The screams from down the hall had subsided. Carefully, she pushed the metal door open and peeked out into the corridor. Clear. There was only one door to the right and across the corridor. The screams had to have come from there. She made her way to the door, then carefully opened it.
Jax caught her breath. Tears sprang to her eyes. She fought back the bile in her throat. “Oh, my God,” she whispered. “Shane.”
He hung naked and crucified from a metal cross. She closed the door behind her, shoved the gun down the small of her back again, and hurried to him.
“Shane,” she whispered as she came to stand before him. She nearly slipped and fell in the pooling blood at his feet. His head was tied back with constantine wire. Blood covered his face, but she could see a socket where his left eye had been.
Her stomach roiled. Thick meat hooks pierced through his shoulders and thighs, pinning him to the structure. His stomach had been savagely hacked; part of his intestines hung out. “Shane,” she croaked.

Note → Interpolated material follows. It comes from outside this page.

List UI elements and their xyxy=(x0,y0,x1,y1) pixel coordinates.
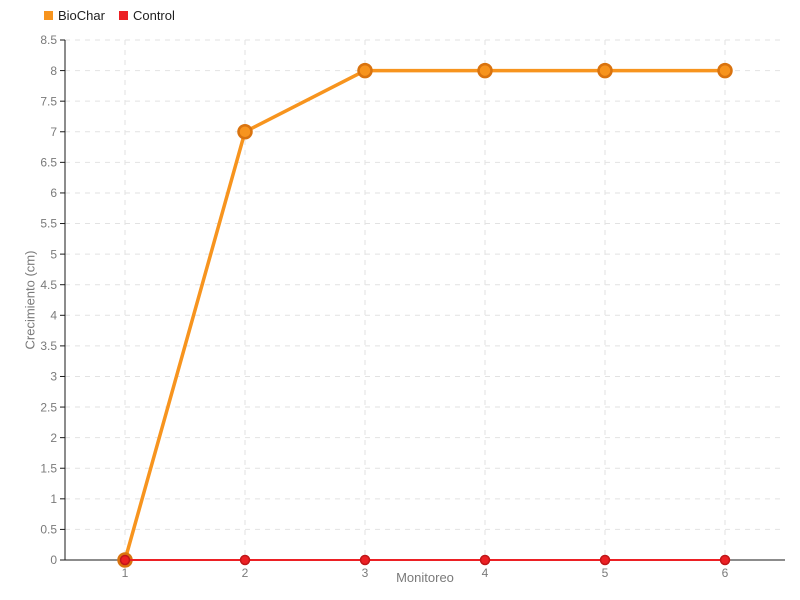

He moaned, barely audible, but he moaned. He was still alive!
For a crazy, hysterical moment, all she could think was that Lazarus was far better at his job than Gideon had been.
Finally, she retched.
The air in the room became too heavy, too thick for her to breathe. “It’s OK,” she forced herself to murmur. “I’m here now. You’ ll be OK, Shane.”
What could she do for him? Her cell was destroyed. She didn’t know where she was. . . . But wait . . .
The GPS chip! The one in her bra.
She hurried and took her shirt off. Yanking her bra off, she tied it around his right ankle. Eventually they would find him, and if God was on their side today, he’d still be alive.
“Please, God,” she prayed, marveling that she’d done it several times in the past few days. “Let Dante find us.”
But she had to do her part too. Fearfully, she looked over her shoulder. Any second now, Lazarus would return. Then no one would be able to help them.
She needed to get Shane out of here.
She put her shirt back on and looked behind Shane, careful not to slip in the blood.
So much blood.
The cross was suspended by chains connected to a manual pulley. Jax grabbed the lever and unlocked the mechanism. Then, with every bit of strength she had left, she slowly turned the wheel and lowered Shane to the ground. He moaned as the hooks in his shoulders and thighs moved when their backs hit the floor.